Many mutual fund investors are able to mimic an absolute return strategy through good diversification; others look for a directional return through investments in small-cap and technology funds. There are also several mutual funds that try to copy hedge fund strategies explicitly, as well as hedge funds that are structured as closed-end funds rather than private investment partnerships. The bottom line is that there is nothing magical about the private partnership structure; investors can profit from hedge-fund strategies without being in a hedge fund.
Bear funds are designed to make money when the market goes down. These are not the same as funds that hold up well in bad markets; instead, the portfolio managers look at what the market is doing and then do the opposite. These funds often have a huge short component, meaning that the fund managers borrow stock and sell the borrowed shares, hoping to buy the shares back cheap when they go down in price. These funds can be a nice hedge in a diversified portfolio. Two of the many bear funds out there are Prudent Bear (BEARX) and the Grizzly Short Fund (GRZZX). (Yes, mutual funds are allowed to short stocks; the tax laws that once restricted short selling were repealed about a decade ago.)
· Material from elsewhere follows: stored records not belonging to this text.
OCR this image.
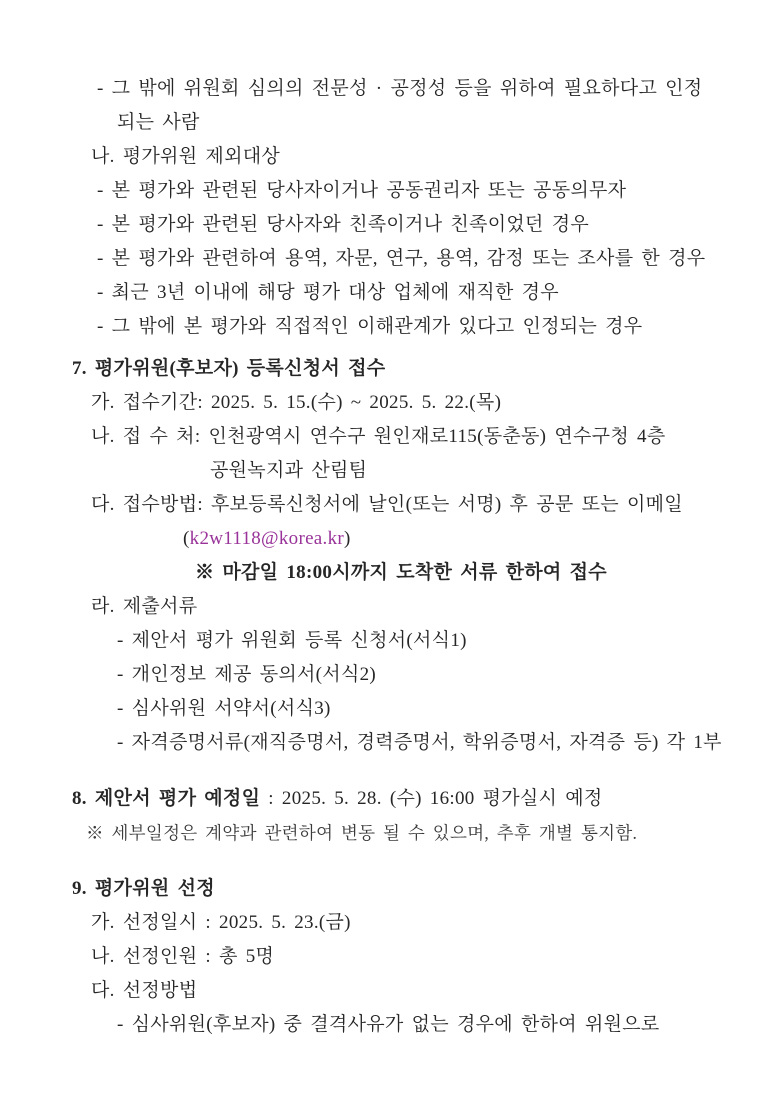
- 그 밖에 위원회 심의의 전문성 · 공정성 등을 위하여 필요하다고 인정
되는 사람
나. 평가위원 제외대상
- 본 평가와 관련된 당사자이거나 공동권리자 또는 공동의무자
- 본 평가와 관련된 당사자와 친족이거나 친족이었던 경우
- 본 평가와 관련하여 용역, 자문, 연구, 용역, 감정 또는 조사를 한 경우
- 최근 3년 이내에 해당 평가 대상 업체에 재직한 경우
- 그 밖에 본 평가와 직접적인 이해관계가 있다고 인정되는 경우
7. 평가위원(후보자) 등록신청서 접수
가. 접수기간: 2025. 5. 15.(수) ~ 2025. 5. 22.(목)
나. 접 수 처: 인천광역시 연수구 원인재로115(동춘동) 연수구청 4층
공원녹지과 산림팀
다. 접수방법: 후보등록신청서에 날인(또는 서명) 후 공문 또는 이메일
(k2w1118@korea.kr)
※ 마감일 18:00시까지 도착한 서류 한하여 접수
라. 제출서류
- 제안서 평가 위원회 등록 신청서(서식1)
- 개인정보 제공 동의서(서식2)
- 심사위원 서약서(서식3)
- 자격증명서류(재직증명서, 경력증명서, 학위증명서, 자격증 등) 각 1부
8. 제안서 평가 예정일 : 2025. 5. 28. (수) 16:00 평가실시 예정
※ 세부일정은 계약과 관련하여 변동 될 수 있으며, 추후 개별 통지함.
9. 평가위원 선정
가. 선정일시 : 2025. 5. 23.(금)
나. 선정인원 : 총 5명
다. 선정방법
- 심사위원(후보자) 중 결격사유가 없는 경우에 한하여 위원으로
Long-short funds are designed to generate absolute return by owning (being long) stocks that are expected to go up and shorting stocks that are expected to go down. Many fund managers look at specific industry groups and buy shares in the company with the best prospects and short shares in the company with the worst prospects: think J.C. Penney Company, Inc. (NYSE: JCP) versus Sears Holdings Corporation (Nasdaq: SHLD). This was the traditional hedge fund investing style and several mutual funds follow it, among them Diamond Hill Long-Short (DIAMX) and Templeton Global Long-Short (TLSAX).
Closed-end hedge funds are hedge funds that do not issue more shares, but the shares that are already issued trade freely on stock exchanges, just as do shares in a closed-end mutual fund. Anyone with a brokerage account can buy shares in these funds, which include KKR Private Equity Investors (Amsterdam: KPE.AS) and Greenlight Capital Re (Nasdaq: GLRE). Rumor has it that more will be going public, because the closed-fund structure gives the fund managers a reliable capital base. These are not the same as hedge fund management companies, a few of which are also publicly traded.
And, believe it or not, there are a few open-end hedge fund mutual funds. The manager of the Alpha Hedged Strategies Fund (ALPHX) and the Beta Hedged Strategies Fund (BETAX) allocates money to hedge fund managers. The money is kept in separate accounts, not in the hedge funds themselves, but it is managed in the same way. The assets are priced daily and the leverage is determined by the fund manager.
The downside of all these mutual fund/hedge fund hybrids is that the fees can be a lot higher than with traditional mutual funds. But if you want a piece of the action or are looking for ways to diversify, it might be worth it.